There are other things in his nightmares, sensations and feelings. The desperate need to get away from someone, something. The knowledge that he has to die to… It was all so hazy by then, so hard for him to see and understand…

It is well into the second week of his infirmary stay that he sees it. Or rather, he sees her. Coming into his quarters, trying to make him feel better, to be of some comfort in some small way. He sees himself, remembering the feeling of wrongness that kept growing inside him with every passing minute. He remembers thinking her crazy for coming anywhere near him when he's becoming a monster. He remembers deliberately trying to frighten her, to get her to go away, to keep her safe. His control is slipping. He cannot be trusted.

But she comes back. By then, what little mastery he has over himself is hanging on by the slimmest of threads. He watches her from his perch as she speaks aloud to him. The part of him that is still him desperately tries to reign in the beast within him, even as it wars with him for control.

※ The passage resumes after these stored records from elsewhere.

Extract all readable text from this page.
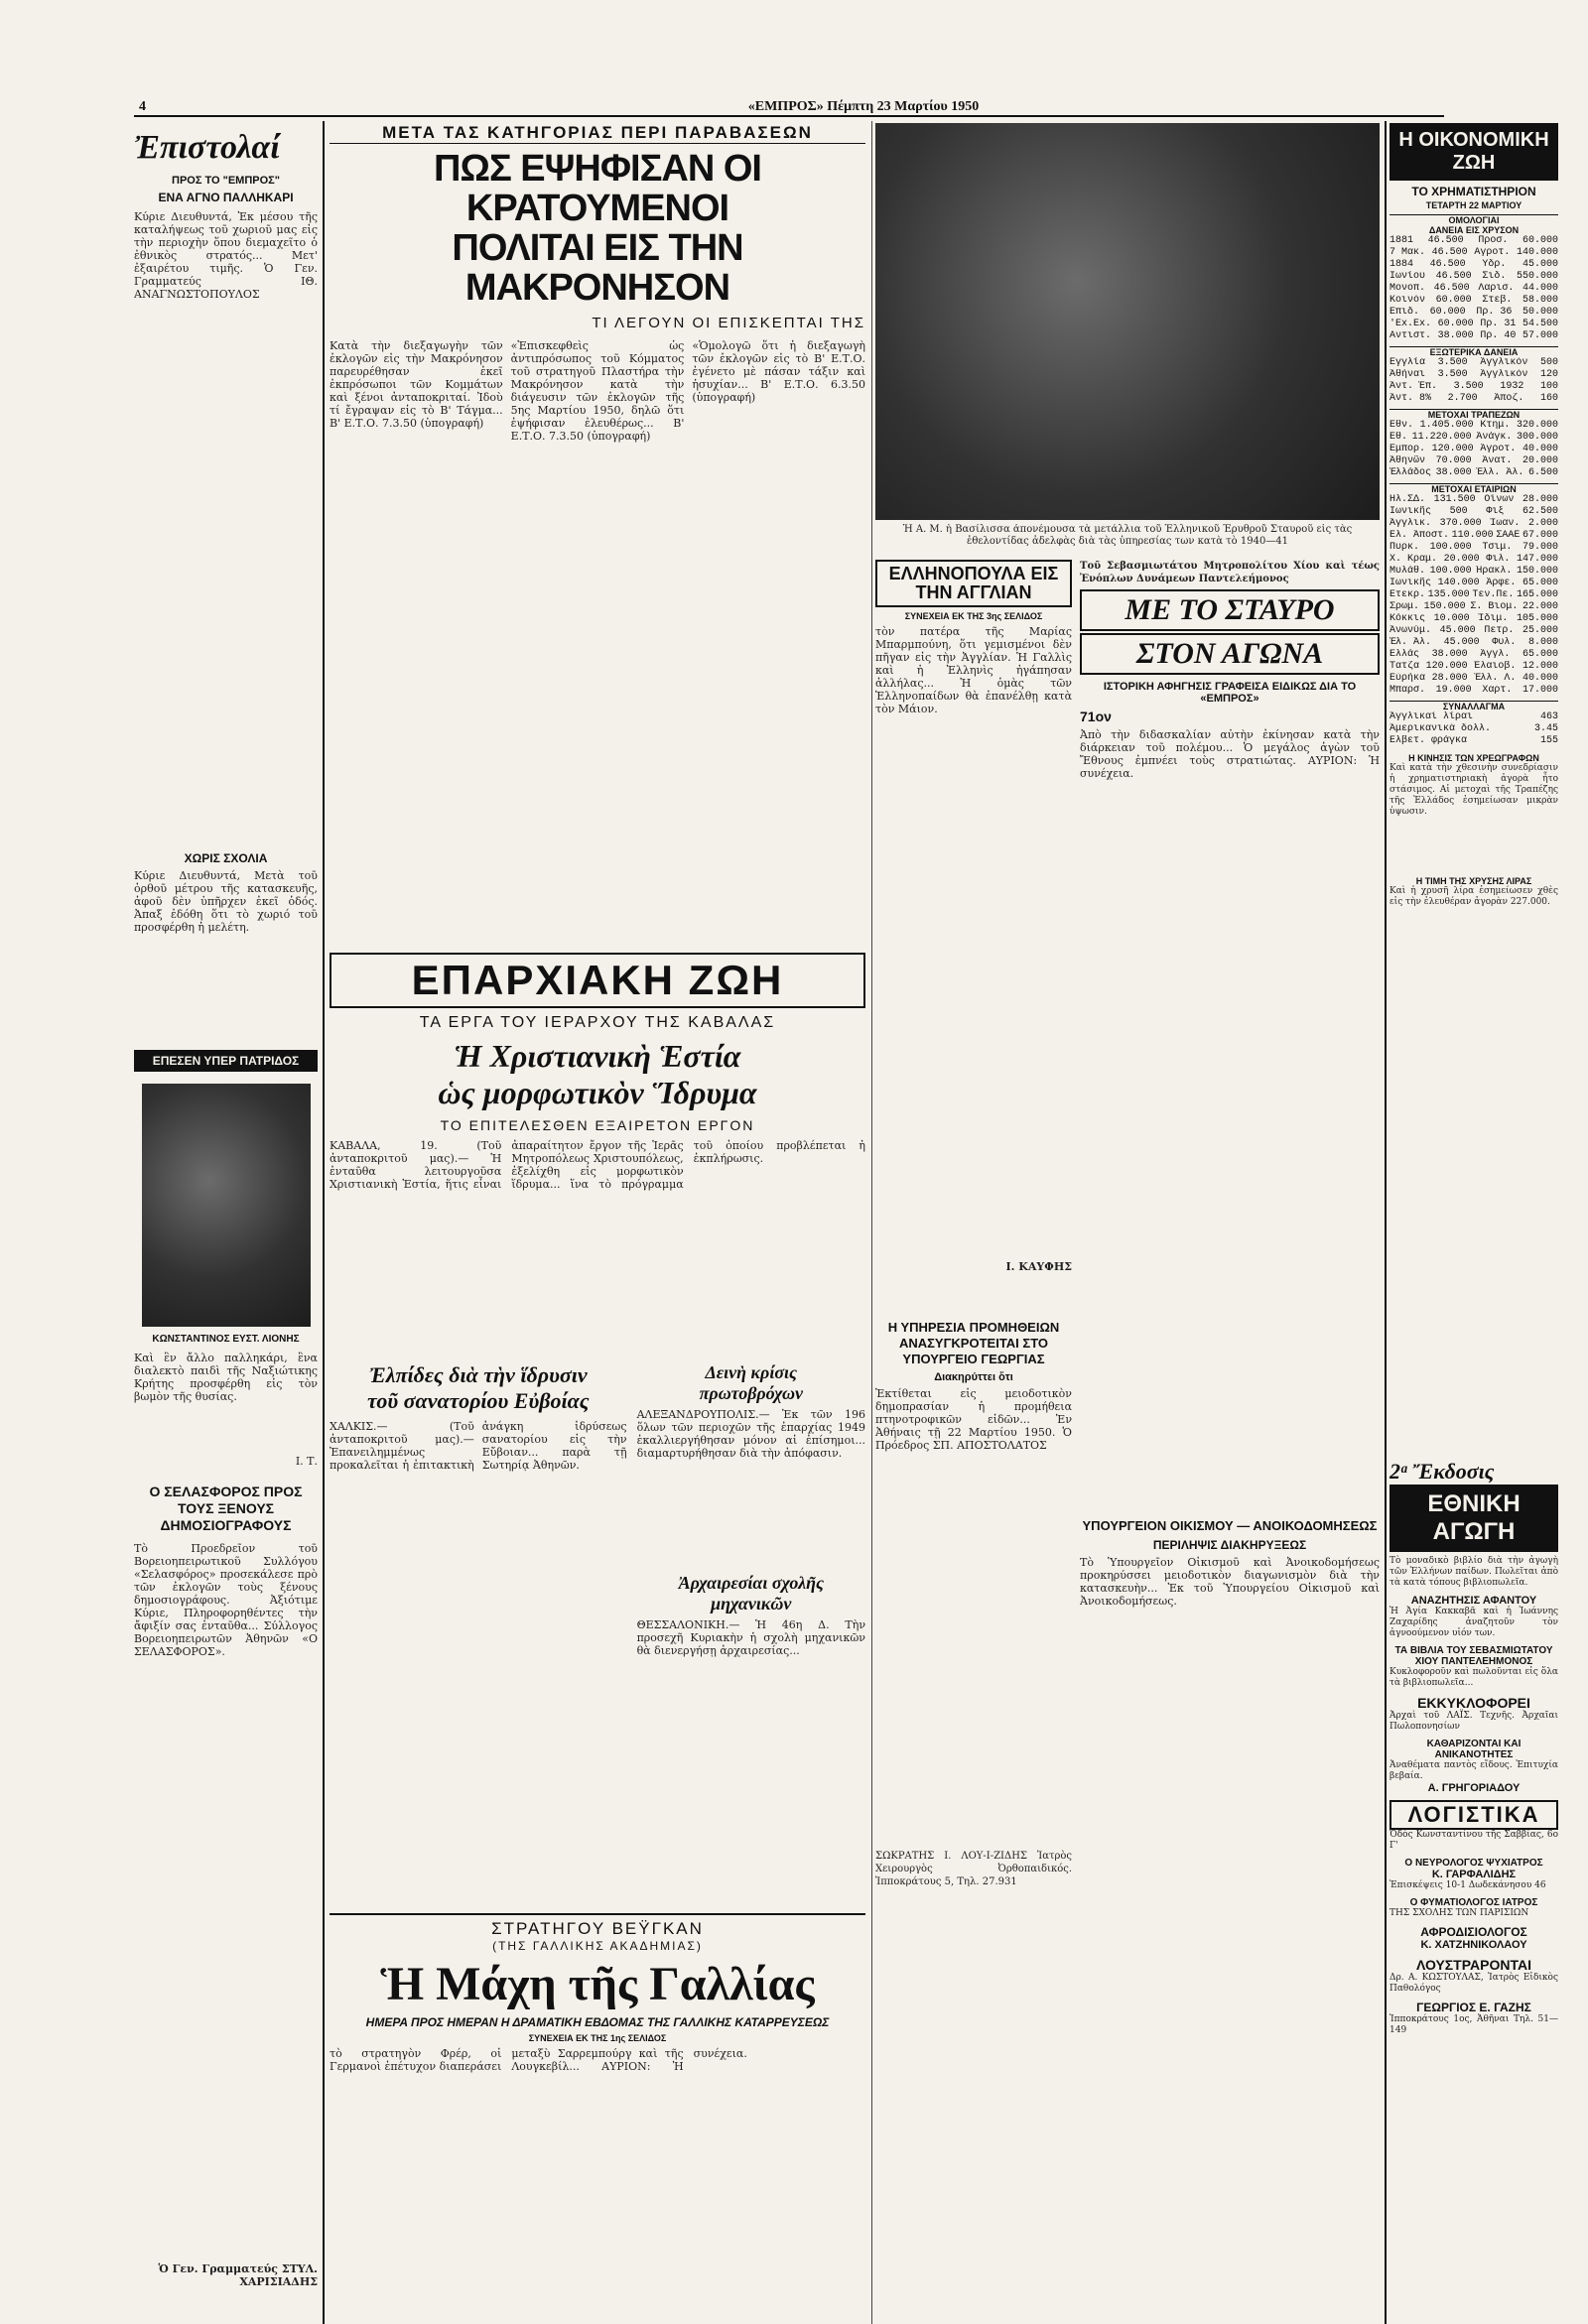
4	«ΕΜΠΡΟΣ» Πέμπτη 23 Μαρτίου 1950
Ἐπιστολαί
ΠΡΟΣ ΤΟ "ΕΜΠΡΟΣ"
ΕΝΑ ΑΓΝΟ ΠΑΛΛΗΚΑΡΙ
Κύριε Διευθυντά, Ἐκ μέσου τῆς καταλήψεως τοῦ χωριοῦ μας εἰς τὴν περιοχὴν ὅπου διεμαχεῖτο ὁ ἐθνικὸς στρατός... Μετ' ἐξαιρέτου τιμῆς. Ὁ Γεν. Γραμματεύς ΙΘ. ΑΝΑΓΝΩΣΤΟΠΟΥΛΟΣ
ΧΩΡΙΣ ΣΧΟΛΙΑ
Κύριε Διευθυντά, Μετὰ τοῦ ὀρθοῦ μέτρου τῆς κατασκευῆς, ἀφοῦ δὲν ὑπῆρχεν ἐκεῖ ὁδός. Ἀπαξ ἐδόθη ὅτι τὸ χωριό τοῦ προσφέρθη ἡ μελέτη.
ΕΠΕΣΕΝ ΥΠΕΡ ΠΑΤΡΙΔΟΣ
ΚΩΝΣΤΑΝΤΙΝΟΣ ΕΥΣΤ. ΛΙΟΝΗΣ
Καὶ ἓν ἄλλο παλληκάρι, ἓνα διαλεκτὸ παιδὶ τῆς Ναξιώτικης Κρήτης προσφέρθη εἰς τὸν βωμὸν τῆς θυσίας.
Ι. Τ.
Ο ΣΕΛΑΣΦΟΡΟΣ ΠΡΟΣ ΤΟΥΣ ΞΕΝΟΥΣ ΔΗΜΟΣΙΟΓΡΑΦΟΥΣ
Τὸ Προεδρεῖον τοῦ Βορειοηπειρωτικοῦ Συλλόγου «Σελασφόρος» προσεκάλεσε πρὸ τῶν ἐκλογῶν τοὺς ξένους δημοσιογράφους. Ἀξιότιμε Κύριε, Πληροφορηθέντες τὴν ἄφιξίν σας ἐνταῦθα... Σύλλογος Βορειοηπειρωτῶν Ἀθηνῶν «Ο ΣΕΛΑΣΦΟΡΟΣ».
Ὁ Γεν. Γραμματεύς ΣΤΥΛ. ΧΑΡΙΣΙΑΔΗΣ
ΜΕΤΑ ΤΑΣ ΚΑΤΗΓΟΡΙΑΣ ΠΕΡΙ ΠΑΡΑΒΑΣΕΩΝ
ΠΩΣ ΕΨΗΦΙΣΑΝ ΟΙ ΚΡΑΤΟΥΜΕΝΟΙ
ΠΟΛΙΤΑΙ ΕΙΣ ΤΗΝ ΜΑΚΡΟΝΗΣΟΝ
ΤΙ ΛΕΓΟΥΝ ΟΙ ΕΠΙΣΚΕΠΤΑΙ ΤΗΣ
Κατὰ τὴν διεξαγωγὴν τῶν ἐκλογῶν εἰς τὴν Μακρόνησον παρευρέθησαν ἐκεῖ ἐκπρόσωποι τῶν Κομμάτων καὶ ξένοι ἀνταποκριταί. Ἰδοὺ τί ἔγραψαν εἰς τὸ Β' Τάγμα... Β' Ε.Τ.Ο. 7.3.50 (ὑπογραφή)
«Ἐπισκεφθεὶς ὡς ἀντιπρόσωπος τοῦ Κόμματος τοῦ στρατηγοῦ Πλαστήρα τὴν Μακρόνησον κατὰ τὴν διάγευσιν τῶν ἐκλογῶν τῆς 5ης Μαρτίου 1950, δηλῶ ὅτι ἐψήφισαν ἐλευθέρως... Β' Ε.Τ.Ο. 7.3.50 (ὑπογραφή)
«Ὁμολογῶ ὅτι ἡ διεξαγωγὴ τῶν ἐκλογῶν εἰς τὸ Β' Ε.Τ.Ο. ἐγένετο μὲ πάσαν τάξιν καὶ ἡσυχίαν... Β' Ε.Τ.Ο. 6.3.50 (ὑπογραφή)
Ἡ Α. Μ. ἡ Βασίλισσα ἀπονέμουσα τὰ μετάλλια τοῦ Ἑλληνικοῦ Ἐρυθροῦ Σταυροῦ εἰς τὰς ἐθελοντίδας ἀδελφὰς διὰ τὰς ὑπηρεσίας των κατὰ τὸ 1940—41
ΕΛΛΗΝΟΠΟΥΛΑ ΕΙΣ ΤΗΝ ΑΓΓΛΙΑΝ
ΣΥΝΕΧΕΙΑ ΕΚ ΤΗΣ 3ης ΣΕΛΙΔΟΣ
τὸν πατέρα τῆς Μαρίας Μπαρμπούνη, ὅτι γεμισμένοι δὲν πῆγαν εἰς τὴν Ἀγγλίαν. Ἡ Γαλλὶς καὶ ἡ Ἑλληνὶς ἠγάπησαν ἀλλήλας... Ἡ ὁμὰς τῶν Ἑλληνοπαίδων θὰ ἐπανέλθῃ κατὰ τὸν Μάιον.
Ι. ΚΑΥΦΗΣ
Τοῦ Σεβασμιωτάτου Μητροπολίτου Χίου καὶ τέως Ἐνόπλων Δυνάμεων Παντελεήμονος
ΜΕ ΤΟ ΣΤΑΥΡΟ
ΣΤΟΝ ΑΓΩΝΑ
ΙΣΤΟΡΙΚΗ ΑΦΗΓΗΣΙΣ ΓΡΑΦΕΙΣΑ ΕΙΔΙΚΩΣ ΔΙΑ ΤΟ «ΕΜΠΡΟΣ»
71ον
Ἀπὸ τὴν διδασκαλίαν αὐτὴν ἐκίνησαν κατὰ τὴν διάρκειαν τοῦ πολέμου... Ὁ μεγάλος ἀγὼν τοῦ Ἔθνους ἐμπνέει τοὺς στρατιώτας. ΑΥΡΙΟΝ: Ἡ συνέχεια.
Η ΥΠΗΡΕΣΙΑ ΠΡΟΜΗΘΕΙΩΝ ΑΝΑΣΥΓΚΡΟΤΕΙΤΑΙ ΣΤΟ ΥΠΟΥΡΓΕΙΟ ΓΕΩΡΓΙΑΣ
Διακηρύττει ὅτι
Ἐκτίθεται εἰς μειοδοτικὸν δημοπρασίαν ἡ προμήθεια πτηνοτροφικῶν εἰδῶν... Ἐν Ἀθήναις τῇ 22 Μαρτίου 1950. Ὁ Πρόεδρος ΣΠ. ΑΠΟΣΤΟΛΑΤΟΣ
ΣΩΚΡΑΤΗΣ Ι. ΛΟΥ-Ι-ΖΙΔΗΣ Ἰατρὸς Χειρουργὸς Ὀρθοπαιδικός. Ἰπποκράτους 5, Τηλ. 27.931
ΕΠΑΡΧΙΑΚΗ ΖΩΗ
ΤΑ ΕΡΓΑ ΤΟΥ ΙΕΡΑΡΧΟΥ ΤΗΣ ΚΑΒΑΛΑΣ
Ἡ Χριστιανικὴ Ἑστία
ὡς μορφωτικὸν Ἵδρυμα
ΤΟ ΕΠΙΤΕΛΕΣΘΕΝ ΕΞΑΙΡΕΤΟΝ ΕΡΓΟΝ
ΚΑΒΑΛΑ, 19. (Τοῦ ἀνταποκριτοῦ μας).— Ἡ ἐνταῦθα λειτουργοῦσα Χριστιανικὴ Ἑστία, ἥτις εἶναι ἀπαραίτητον ἔργον τῆς Ἱερᾶς Μητροπόλεως Χριστουπόλεως, ἐξελίχθη εἰς μορφωτικὸν ἵδρυμα... ἵνα τὸ πρόγραμμα τοῦ ὁποίου προβλέπεται ἡ ἐκπλήρωσις.
Ἐλπίδες διὰ τὴν ἵδρυσιν
τοῦ σανατορίου Εὐβοίας
ΧΑΛΚΙΣ.— (Τοῦ ἀνταποκριτοῦ μας).— Ἐπανειλημμένως προκαλεῖται ἡ ἐπιτακτικὴ ἀνάγκη ἱδρύσεως σανατορίου εἰς τὴν Εὔβοιαν... παρὰ τῇ Σωτηρίᾳ Ἀθηνῶν.
Δεινὴ κρίσις
πρωτοβρόχων
ΑΛΕΞΑΝΔΡΟΥΠΟΛΙΣ.— Ἐκ τῶν 196 ὅλων τῶν περιοχῶν τῆς ἐπαρχίας 1949 ἐκαλλιεργήθησαν μόνον αἱ ἐπίσημοι... διαμαρτυρήθησαν διὰ τὴν ἀπόφασιν.
Ἀρχαιρεσίαι σχολῆς
μηχανικῶν
ΘΕΣΣΑΛΟΝΙΚΗ.— Ἡ 46η Δ. Τὴν προσεχῆ Κυριακὴν ἡ σχολὴ μηχανικῶν θὰ διενεργήσῃ ἀρχαιρεσίας...
ΣΤΡΑΤΗΓΟΥ ΒΕΫΓΚΑΝ
(ΤΗΣ ΓΑΛΛΙΚΗΣ ΑΚΑΔΗΜΙΑΣ)
Ἡ Μάχη τῆς Γαλλίας
ΗΜΕΡΑ ΠΡΟΣ ΗΜΕΡΑΝ Η ΔΡΑΜΑΤΙΚΗ ΕΒΔΟΜΑΣ ΤΗΣ ΓΑΛΛΙΚΗΣ ΚΑΤΑΡΡΕΥΣΕΩΣ
ΣΥΝΕΧΕΙΑ ΕΚ ΤΗΣ 1ης ΣΕΛΙΔΟΣ
τὸ στρατηγὸν Φρέρ, οἱ Γερμανοὶ ἐπέτυχον διαπεράσει μεταξὺ Σαρρεμπούργ καὶ τῆς Λουγκεβίλ... ΑΥΡΙΟΝ: Ἡ συνέχεια.
ΥΠΟΥΡΓΕΙΟΝ ΟΙΚΙΣΜΟΥ — ΑΝΟΙΚΟΔΟΜΗΣΕΩΣ
ΠΕΡΙΛΗΨΙΣ ΔΙΑΚΗΡΥΞΕΩΣ
Τὸ Ὑπουργεῖον Οἰκισμοῦ καὶ Ἀνοικοδομήσεως προκηρύσσει μειοδοτικὸν διαγωνισμὸν διὰ τὴν κατασκευὴν... Ἐκ τοῦ Ὑπουργείου Οἰκισμοῦ καὶ Ἀνοικοδομήσεως.
Η ΟΙΚΟΝΟΜΙΚΗ ΖΩΗ
ΤΟ ΧΡΗΜΑΤΙΣΤΗΡΙΟΝ
ΤΕΤΑΡΤΗ 22 ΜΑΡΤΙΟΥ
ΟΜΟΛΟΓΙΑΙ
ΔΑΝΕΙΑ ΕΙΣ ΧΡΥΣΟΝ
1881 46.500 Προσ. 60.000
7 Μακ. 46.500 Αγροτ. 140.000
1884 46.500 Ὑδρ. 45.000
Ἰωνίου 46.500 Σιδ. 550.000
Μονοπ. 46.500 Λαρισ. 44.000
Κοινὸν 60.000 Στεβ. 58.000
Ἐπιδ. 60.000 Πρ. 36 50.000
'Ex.Ex. 60.000 Πρ. 31 54.500
Αντιστ. 38.000 Πρ. 40 57.000
ΕΞΩΤΕΡΙΚΑ ΔΑΝΕΙΑ
Ἐγγλία 3.500 Ἀγγλικὸν 500
Ἀθήναι 3.500 Ἀγγλικὸν 120
Ἀντ. Ἐπ. 3.500 1932 100
Ἀντ. 8% 2.700 Ἀποζ. 160
ΜΕΤΟΧΑΙ ΤΡΑΠΕΖΩΝ
Ἐθν. 1.405.000 Κτημ. 320.000
Ἐθ. 11.220.000 Ἀνάγκ. 300.000
Ἐμπορ. 120.000 Ἀγροτ. 40.000
Ἀθηνῶν 70.000 Ἀνατ. 20.000
Ἑλλάδος 38.000 Ἑλλ. Ἀλ. 6.500
ΜΕΤΟΧΑΙ ΕΤΑΙΡΙΩΝ
Ἠλ.ΣΔ. 131.500 Οἴνων 28.000
Ἰωνικῆς 500 Φιξ 62.500
Ἀγγλικ. 370.000 Ἰωαν. 2.000
Ἐλ. Ἀποστ. 110.000 ΣΑΑΕ 67.000
Πυρκ. 100.000 Τσιμ. 79.000
Χ. Κραμ. 20.000 Φιλ. 147.000
Μυλάθ. 100.000 Ἠρακλ. 150.000
Ἰωνικῆς 140.000 Ἀρφε. 65.000
Ἔτεκρ. 135.000 Τεν.Πε. 165.000
Σρωμ. 150.000 Σ. Βιομ. 22.000
Κόκκις 10.000 Ἰδιμ. 105.000
Ἀνωνύμ. 45.000 Πετρ. 25.000
Ἑλ. Ἀλ. 45.000 Φυλ. 8.000
Ἐλλάς 38.000 Ἀγγλ. 65.000
Τατζα 120.000 Ἐλαιοβ. 12.000
Εὐρήκα 28.000 Ἑλλ. Λ. 40.000
Μπαρσ. 19.000 Χαρτ. 17.000
ΣΥΝΑΛΛΑΓΜΑ
Ἀγγλικαὶ λίραι	463
Ἀμερικανικὰ δολλ.	3.45
Ἐλβετ. φράγκα	155
Η ΚΙΝΗΣΙΣ ΤΩΝ ΧΡΕΩΓΡΑΦΩΝ
Καὶ κατὰ τὴν χθεσινὴν συνεδρίασιν ἡ χρηματιστηριακὴ ἀγορὰ ἦτο στάσιμος. Αἱ μετοχαὶ τῆς Τραπέζης τῆς Ἑλλάδος ἐσημείωσαν μικρὰν ὑψωσιν.
Η ΤΙΜΗ ΤΗΣ ΧΡΥΣΗΣ ΛΙΡΑΣ
Καὶ ἡ χρυσῆ λίρα ἐσημείωσεν χθὲς εἰς τὴν ἐλευθέραν ἀγορὰν 227.000.
2ᵃ Ἔκδοσις
ΕΘΝΙΚΗ ΑΓΩΓΗ
Τὸ μοναδικὸ βιβλίο διὰ τὴν ἀγωγὴ τῶν Ἑλλήνων παίδων. Πωλεῖται ἀπὸ τὰ κατὰ τόπους βιβλιοπωλεῖα.
ΑΝΑΖΗΤΗΣΙΣ ΑΦΑΝΤΟΥ
Ἡ Ἀγία Κακκαβᾶ καὶ ἡ Ἰωάννης Ζαχαρίδης ἀναζητοῦν τὸν ἀγνοούμενον υἱόν των.
ΤΑ ΒΙΒΛΙΑ ΤΟΥ ΣΕΒΑΣΜΙΩΤΑΤΟΥ ΧΙΟΥ ΠΑΝΤΕΛΕΗΜΟΝΟΣ
Κυκλοφοροῦν καὶ πωλοῦνται εἰς ὅλα τὰ βιβλιοπωλεῖα...
ΕΚΚΥΚΛΟΦΟΡΕΙ
Ἀρχαὶ τοῦ ΛΑΪΣ. Τεχνῆς. Ἀρχαῖαι Πωλοπονησίων
ΚΑΘΑΡΙΖΟΝΤΑΙ ΚΑΙ ΑΝΙΚΑΝΟΤΗΤΕΣ
Ἀναθέματα παντὸς εἴδους. Ἐπιτυχία βεβαία.
Α. ΓΡΗΓΟΡΙΑΔΟΥ
ΛΟΓΙΣΤΙΚΑ
Ὁδὸς Κωνσταντίνου τῆς Σαββίας, 6ο Γ'
Ο ΝΕΥΡΟΛΟΓΟΣ ΨΥΧΙΑΤΡΟΣ
Κ. ΓΑΡΦΑΛΙΔΗΣ
Ἐπισκέψεις 10-1 Δωδεκάνησου 46
Ο ΦΥΜΑΤΙΟΛΟΓΟΣ ΙΑΤΡΟΣ
ΤΗΣ ΣΧΟΛΗΣ ΤΩΝ ΠΑΡΙΣΙΩΝ
ΑΦΡΟΔΙΣΙΟΛΟΓΟΣ
Κ. ΧΑΤΖΗΝΙΚΟΛΑΟΥ
ΛΟΥΣΤΡΑΡΟΝΤΑΙ
Δρ. Α. ΚΩΣΤΟΥΛΑΣ, Ἰατρὸς Εἰδικὸς Παθολόγος
ΓΕΩΡΓΙΟΣ Ε. ΓΑΖΗΣ
Ἱπποκράτους 1ος, Ἀθῆναι Τηλ. 51—149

The image of her roughly backed against the wall, his mutated hand wrapped tightly around her throat, hits him suddenly and with no warning. The beast revels in her fear, yearns to taste and delight in it. It finds it strange that she does not even recognize her own terror, just continues to speak to him. And it is through that surprise that he is able to exert enough control to remove his hands from her shaking body.

He has to get away. He cannot allow harm to come to her. Even if it means he has to die.

So he goes. He seeks death, praying that someone will do it before she can try to stop them. It is the only way.

All of this comes to him in the course of a single night. He wakes to find his hands shaking, his heart racing. It's a miracle the nurse on duty did not hear the heart monitor.

He stares at his hands in horror. He had tried to harm her. He had broken the most important promise he had ever made to himself since coming to Atlantis: to keep her safe. He can still feel her rapid pulse beneath his bruising fingers; still see her eyes as she stares at him, trying desperately to tell him what has happened, to make him understand…

He does not sleep for the rest of the night. When Beckett returns in the morning, he is quiet and distant, answering the doctor's questions with short, usually one-word, responses. He only lies in the bed, castigating himself.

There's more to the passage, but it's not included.